Another go-to is the episodic exploration. I like this one when players are more likely to come and go. Each week is a contained dungeon that wraps up and the PCs end up back at town for the next week. I had a campaign where searching through a ruined town to make it fit to settle once again. Each week had a new building or sewer or such. There was some larger problems lurking and the groups would get clues to find the demon or something. I had a farmstead turned inn as a home base about an hour from the town and the PCs show up there as treasure hunters or knowledge seekers.
 

R_J_K75

Legend
I liked running city settings, Waterdeep in particular. There were 2 table in Cities of Mystery and another from City Systems. I used them for years to randomly roll up street scenes that the players would run into along the way from point A to point B. It made for some interesting scenarios and really brought the city to life.
 

delericho

Legend
I would like to say I don't have one, because I do try to distinguish campaigns from one another. But recent history would seem to belie that: the has been a recurring theme of "you find yourself lost somewhere and want to get home."
 

Inchoroi

Adventurer
Um, I generally don't have a "go-to," except for a few prerequisites:

1. Long campaign.
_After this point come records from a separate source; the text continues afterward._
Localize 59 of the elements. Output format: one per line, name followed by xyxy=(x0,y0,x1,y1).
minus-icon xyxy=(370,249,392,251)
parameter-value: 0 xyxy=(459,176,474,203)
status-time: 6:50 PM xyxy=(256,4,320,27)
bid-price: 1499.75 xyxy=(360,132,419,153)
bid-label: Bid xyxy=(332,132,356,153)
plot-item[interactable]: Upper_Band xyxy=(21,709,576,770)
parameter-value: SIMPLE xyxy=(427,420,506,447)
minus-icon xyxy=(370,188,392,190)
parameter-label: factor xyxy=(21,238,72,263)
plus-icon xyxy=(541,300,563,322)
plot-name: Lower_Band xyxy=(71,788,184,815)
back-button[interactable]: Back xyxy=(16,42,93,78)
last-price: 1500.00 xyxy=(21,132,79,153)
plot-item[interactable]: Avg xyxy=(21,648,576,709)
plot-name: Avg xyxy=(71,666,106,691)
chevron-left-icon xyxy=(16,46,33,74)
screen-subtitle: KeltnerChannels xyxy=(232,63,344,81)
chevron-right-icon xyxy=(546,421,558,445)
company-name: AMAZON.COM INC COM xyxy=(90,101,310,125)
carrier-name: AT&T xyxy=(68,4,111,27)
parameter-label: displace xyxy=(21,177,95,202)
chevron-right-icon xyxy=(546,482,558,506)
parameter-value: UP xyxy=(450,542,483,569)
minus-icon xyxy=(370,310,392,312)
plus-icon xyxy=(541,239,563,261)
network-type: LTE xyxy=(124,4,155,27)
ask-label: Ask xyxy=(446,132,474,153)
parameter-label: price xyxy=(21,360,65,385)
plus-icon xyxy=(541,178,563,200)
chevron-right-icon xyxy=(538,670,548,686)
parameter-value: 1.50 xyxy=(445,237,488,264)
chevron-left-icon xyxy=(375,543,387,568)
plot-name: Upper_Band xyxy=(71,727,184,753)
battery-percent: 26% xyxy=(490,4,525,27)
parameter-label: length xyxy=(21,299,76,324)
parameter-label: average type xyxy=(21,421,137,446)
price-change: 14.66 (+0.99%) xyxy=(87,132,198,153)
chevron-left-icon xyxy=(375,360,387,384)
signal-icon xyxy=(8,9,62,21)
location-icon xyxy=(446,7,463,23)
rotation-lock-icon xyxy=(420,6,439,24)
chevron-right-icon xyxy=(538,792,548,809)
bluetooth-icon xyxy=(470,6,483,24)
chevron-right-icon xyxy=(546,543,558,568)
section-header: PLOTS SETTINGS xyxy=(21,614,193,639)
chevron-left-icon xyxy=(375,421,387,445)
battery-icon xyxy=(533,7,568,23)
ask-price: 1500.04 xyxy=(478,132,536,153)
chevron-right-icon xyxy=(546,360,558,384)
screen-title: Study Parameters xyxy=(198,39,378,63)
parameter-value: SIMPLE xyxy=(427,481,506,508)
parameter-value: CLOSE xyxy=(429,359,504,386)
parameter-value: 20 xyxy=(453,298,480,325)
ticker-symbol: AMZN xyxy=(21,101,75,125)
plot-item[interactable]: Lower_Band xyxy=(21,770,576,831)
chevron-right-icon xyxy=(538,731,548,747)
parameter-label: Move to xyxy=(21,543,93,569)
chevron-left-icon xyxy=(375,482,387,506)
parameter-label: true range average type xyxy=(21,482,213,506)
I hate short campaigns. Most can't really develop a character fully over the course of 3-7 session, and there's nothing to me more satisfying then going through the long campaign and getting that closure in the end. Thankfully, I have a pretty good group of players that have stuck with my insanity.
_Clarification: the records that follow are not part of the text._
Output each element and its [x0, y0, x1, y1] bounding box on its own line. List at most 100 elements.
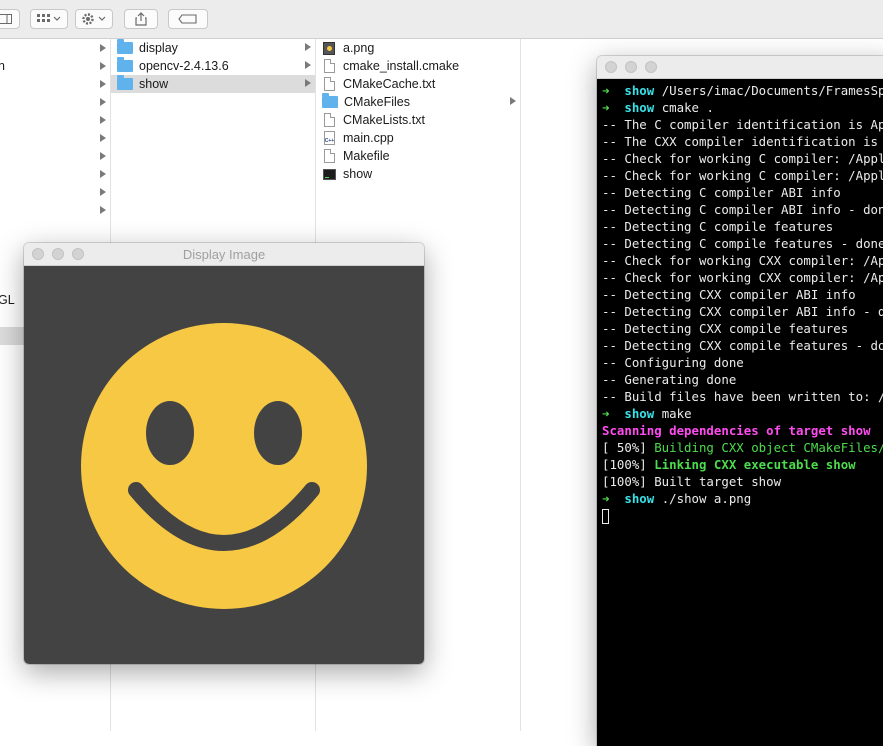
item-label: CMakeCache.txt [343, 77, 436, 91]
item-label: Makefile [343, 149, 390, 163]
close-button[interactable] [605, 61, 617, 73]
item-label: display [139, 41, 178, 55]
terminal-line: [ 50%] Building CXX object CMakeFiles/sh… [602, 439, 883, 456]
action-button[interactable] [75, 9, 113, 29]
item-label: opencv-2.4.13.6 [139, 59, 229, 73]
document-icon [324, 149, 335, 163]
file-item-show-exec[interactable]: show [316, 165, 520, 183]
display-image-titlebar[interactable]: Display Image [24, 243, 424, 266]
disclosure-arrow-icon [100, 170, 106, 178]
terminal-line: -- Check for working CXX compiler: /Appl… [602, 253, 883, 268]
disclosure-arrow-icon [100, 116, 106, 124]
disclosure-arrow-icon [510, 97, 516, 105]
terminal-line: -- Detecting CXX compiler ABI info [602, 287, 856, 302]
disclosure-arrow-icon [100, 62, 106, 70]
terminal-line: -- Detecting C compiler ABI info [602, 185, 841, 200]
terminal-line: [100%] Linking CXX executable show [602, 456, 883, 473]
cpp-file-icon: C++ [324, 131, 335, 145]
gear-icon [82, 13, 106, 25]
file-item-cmakelists[interactable]: CMakeLists.txt [316, 111, 520, 129]
tags-button[interactable] [168, 9, 208, 29]
file-item-cmake-install[interactable]: cmake_install.cmake [316, 57, 520, 75]
terminal-output[interactable]: ➜ show /Users/imac/Documents/FramesSpace… [597, 79, 883, 746]
prompt-arrow-icon: ➜ [602, 491, 625, 506]
terminal-window: ➜ show /Users/imac/Documents/FramesSpace… [597, 56, 883, 746]
terminal-line: -- Detecting C compile features [602, 219, 834, 234]
minimize-button[interactable] [625, 61, 637, 73]
progress-message: Built target show [654, 474, 782, 489]
file-item-main-cpp[interactable]: C++ main.cpp [316, 129, 520, 147]
progress-message: Building CXX object CMakeFiles/sho [654, 440, 883, 455]
prompt-directory: show [624, 100, 655, 115]
prompt-arrow-icon: ➜ [602, 100, 625, 115]
terminal-line: ➜ show make [602, 405, 883, 422]
item-label: CMakeLists.txt [343, 113, 425, 127]
terminal-line: -- Build files have been written to: /Us… [602, 389, 883, 404]
item-label: a.png [343, 41, 375, 55]
prompt-arrow-icon: ➜ [602, 406, 625, 421]
folder-icon [117, 57, 133, 72]
smiley-face-image [81, 323, 367, 609]
share-icon [135, 12, 147, 26]
terminal-line: -- Detecting C compile features - done [602, 236, 883, 251]
progress-percent: [100%] [602, 474, 655, 489]
share-button[interactable] [124, 9, 158, 29]
terminal-line: -- Configuring done [602, 355, 744, 370]
folder-item-show[interactable]: show [111, 75, 315, 93]
prompt-command: /Users/imac/Documents/FramesSpace [654, 83, 883, 98]
disclosure-arrow-icon [100, 44, 106, 52]
prompt-directory: show [624, 83, 655, 98]
prompt-arrow-icon: ➜ [602, 83, 625, 98]
folder-icon [322, 93, 338, 108]
terminal-line: -- The CXX compiler identification is Ap… [602, 134, 879, 149]
item-label: GL [0, 293, 15, 307]
terminal-line [602, 507, 883, 524]
item-label: n [0, 59, 5, 73]
folder-item-cmakefiles[interactable]: CMakeFiles [316, 93, 520, 111]
disclosure-arrow-icon [100, 134, 106, 142]
column-view-icon [0, 14, 12, 24]
terminal-line: -- The C compiler identification is Appl… [602, 117, 883, 132]
folder-item-display[interactable]: display [111, 39, 315, 57]
disclosure-arrow-icon [100, 80, 106, 88]
terminal-line: -- Detecting CXX compile features - done [602, 338, 883, 353]
terminal-line: -- Check for working C compiler: /Applic… [602, 168, 883, 183]
arrange-button[interactable] [30, 9, 68, 29]
file-item-a-png[interactable]: a.png [316, 39, 520, 57]
grid-icon [37, 14, 61, 22]
prompt-command: make [654, 406, 692, 421]
terminal-line: -- Check for working CXX compiler: /Appl… [602, 270, 883, 285]
progress-percent: [ 50%] [602, 440, 655, 455]
item-label: CMakeFiles [344, 95, 410, 109]
terminal-line: [100%] Built target show [602, 473, 883, 490]
terminal-exec-icon [323, 168, 336, 180]
terminal-titlebar[interactable] [597, 56, 883, 79]
disclosure-arrow-icon [305, 43, 311, 51]
file-item-makefile[interactable]: Makefile [316, 147, 520, 165]
prompt-command: ./show a.png [654, 491, 752, 506]
progress-percent: [100%] [602, 457, 655, 472]
file-item-cmakecache[interactable]: CMakeCache.txt [316, 75, 520, 93]
disclosure-arrow-icon [100, 206, 106, 214]
view-mode-button[interactable] [0, 9, 20, 29]
terminal-line: ➜ show ./show a.png [602, 490, 883, 507]
tag-icon [178, 14, 197, 24]
zoom-button[interactable] [645, 61, 657, 73]
prompt-directory: show [624, 491, 655, 506]
disclosure-arrow-icon [100, 152, 106, 160]
text-cursor [602, 509, 609, 524]
folder-icon [117, 75, 133, 90]
disclosure-arrow-icon [305, 61, 311, 69]
image-file-icon [323, 41, 335, 55]
list-item[interactable]: n [0, 57, 110, 75]
item-label: cmake_install.cmake [343, 59, 460, 73]
terminal-line: ➜ show cmake . [602, 99, 883, 116]
terminal-line: -- Detecting C compiler ABI info - done [602, 202, 883, 217]
item-label: show [139, 77, 169, 91]
folder-item-opencv[interactable]: opencv-2.4.13.6 [111, 57, 315, 75]
item-label: main.cpp [343, 131, 394, 145]
folder-icon [117, 39, 133, 54]
disclosure-arrow-icon [100, 98, 106, 106]
prompt-directory: show [624, 406, 655, 421]
disclosure-arrow-icon [100, 188, 106, 196]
2. One Story. I'll have tangents and tied-on little subplots, but its all one story that is tied together. Everything makes sense, there's nothing there just because, and the only plot threads that aren't tied up are ones I intend to use for future campaigns (for example, the first statue of an ancient horrible wizard-warlord they find is the BBEG for not the next campaign, but three campaigns later).

The above means my campaigns tend to follow a fairly set formula as far as structure goes, since I have to make one story last for about a year, from level 3 to level 20. Outside of that general structure, just about anything goes.
 

Agametorememberbooks

Explorer
Publisher
I tend to like creepy-horror so I’m always trying to mix elements of that sort of dark fable horror into my games. I don’t beat my players over the head with it, but it adds a nice air of uncertainty that makes it fun. I mostly just like ideas that keep the game rolling along which is why we created our supplement.